Service directory header:
     | type |  lock  |  subtype  |    length         |
bit   0     7 8    10 11       15 16               31

or in C:

typedef struct sdheader {
  unsigned int type:    8;
  unsigned int lock:    3;
  unsigned int subtype: 5;
  unsigned int length: 16;
} Sdheader;

The service directory entries form a linked list; to get to the next one in the list you add the length of the current one. A length of "0" indicates the end of the chain.

The "type" field of the header indicates the type of plugin: display, keyboard, mouse, clock, floating point, and so on. A type of "0" indicates an allocated block of memory not specifically offering a service, and can be used if plugins need to allocate memory after initialization. We can also provide that type "0" with lock 7 and subtype 31 indicates a free block of memory, so plugins can release their memory.

(1b) The COG running the plugin is passed a pointer to its service directory entry. Any parameters it needs are either in that memory or have been placed into the COG code (so they are now in COG memory). If the COG needs access to other services, it can walk the chain of sdentries to find those services; or the Spin wrapper in the initialization code can do the same. Note that for the common cases (no other services needed, or only services that have already been started are needed) the COG can rely entirely on its PAR. If mutually dependent services are required the COGs will have to go out and read the memory allocation at $7FFC to find any services started after it. This should be rare.

(1c) If a plugin provides more than one service, its wrapper should allocate multiple service directory entries (chained together as usual) and pass the first one to the COG. The COG can then use the chain to find where the service entries are. Alternatively, the initialization code can allocate one large block (big enough for all the services provided) and pass that to the COG, allowing the COG to subdivide the block into service directory entries.

(2) Service usage

The communication block comes immediately after the service directory header. The size of the communication block is variable (depends on the plugin type). The first word of this is the command request word. For simple services responses can be placed in this word as well. The communication block basically functions as in Ross' document.

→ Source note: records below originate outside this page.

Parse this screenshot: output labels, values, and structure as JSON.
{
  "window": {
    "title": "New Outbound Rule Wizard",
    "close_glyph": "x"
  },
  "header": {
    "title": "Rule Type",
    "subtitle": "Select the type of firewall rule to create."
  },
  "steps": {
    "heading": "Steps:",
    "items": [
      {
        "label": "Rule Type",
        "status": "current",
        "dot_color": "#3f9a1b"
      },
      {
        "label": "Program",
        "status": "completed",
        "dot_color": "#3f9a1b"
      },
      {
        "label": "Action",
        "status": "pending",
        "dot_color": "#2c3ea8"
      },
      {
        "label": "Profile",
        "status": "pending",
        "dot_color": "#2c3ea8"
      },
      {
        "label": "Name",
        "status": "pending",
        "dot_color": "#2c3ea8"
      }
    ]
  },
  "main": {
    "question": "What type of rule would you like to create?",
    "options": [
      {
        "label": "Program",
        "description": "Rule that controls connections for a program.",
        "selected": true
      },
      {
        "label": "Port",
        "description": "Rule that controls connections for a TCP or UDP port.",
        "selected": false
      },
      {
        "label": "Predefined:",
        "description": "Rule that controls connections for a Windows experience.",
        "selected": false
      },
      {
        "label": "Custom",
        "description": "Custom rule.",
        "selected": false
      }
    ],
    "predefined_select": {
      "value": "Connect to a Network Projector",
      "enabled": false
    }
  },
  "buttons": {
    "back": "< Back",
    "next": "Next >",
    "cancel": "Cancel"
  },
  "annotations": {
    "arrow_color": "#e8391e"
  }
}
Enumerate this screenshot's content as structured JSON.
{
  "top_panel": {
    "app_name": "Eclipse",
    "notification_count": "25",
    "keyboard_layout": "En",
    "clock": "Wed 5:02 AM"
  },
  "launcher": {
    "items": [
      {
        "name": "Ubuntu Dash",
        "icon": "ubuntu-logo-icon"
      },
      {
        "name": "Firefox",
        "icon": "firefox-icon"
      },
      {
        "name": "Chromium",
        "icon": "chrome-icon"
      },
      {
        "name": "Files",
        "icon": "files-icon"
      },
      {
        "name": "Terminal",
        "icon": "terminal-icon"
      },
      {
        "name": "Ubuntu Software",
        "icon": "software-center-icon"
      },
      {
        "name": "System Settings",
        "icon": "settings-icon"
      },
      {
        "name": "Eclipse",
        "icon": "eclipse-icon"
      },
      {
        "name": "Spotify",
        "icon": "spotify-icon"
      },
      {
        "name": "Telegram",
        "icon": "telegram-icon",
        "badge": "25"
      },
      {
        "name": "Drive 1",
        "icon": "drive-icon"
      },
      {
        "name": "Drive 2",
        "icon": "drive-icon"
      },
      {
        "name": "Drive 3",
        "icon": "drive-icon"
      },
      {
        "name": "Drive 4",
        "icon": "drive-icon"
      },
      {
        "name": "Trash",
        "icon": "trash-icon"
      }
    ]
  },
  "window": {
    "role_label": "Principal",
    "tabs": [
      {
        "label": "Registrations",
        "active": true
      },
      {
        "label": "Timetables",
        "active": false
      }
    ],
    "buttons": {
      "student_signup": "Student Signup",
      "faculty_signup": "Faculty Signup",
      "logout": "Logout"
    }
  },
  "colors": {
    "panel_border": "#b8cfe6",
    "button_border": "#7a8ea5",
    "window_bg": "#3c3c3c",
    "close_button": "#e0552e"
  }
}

In this model we only have the one "registry" (I've called it the "service directory" to distinguish it from the Catalina registry) for services/plugins. Finding a service is straightforward, as is having a single COG provide multiple services. The service users do not need to know which COG is providing the service, they just need to find the sdentry (and hence communication block) for the service.

Eric

RossH · 2012-01-10 15:33

Hi Eric,

Thanks for the thoughtful comments. There's some stuff in there that I will have to re-read and think about, but I have some initial responses ...

ersmith wrote: »

I think the actual implementation is a bit more complicated than it needs to be. The whole of Layer 2 is superfluous, really. The cog id is not needed for anything -- the only method of inter-cog communication is via memory, so there is no need to associate plugins with cogs.

I kind of agree with you on this - Layer 3 is actually more efficient to use than Layer 2, and would be the recommended approach in most cases. However, Layer 3 is slightly more complex and also consumes more Hub RAM (especially as the set of standard service ids for a particular language grow large) whereas Layer 2 is essentially static in size no matter how many services are required. Also, the idea is that Layer 2 is pretty close to being the "simplest thing that could work" and hence could be used to form the basis for many alternative Layer 3 implementations. In my view it it is worth keeping intact until the layers themselves mature a bit more. If you use a Spin compiler that eliminates unused methods, there is no overhead incurred by doing so - so that's what I decided to do.

ersmith wrote: »

Also, why not integrate the communication block with the registry itself?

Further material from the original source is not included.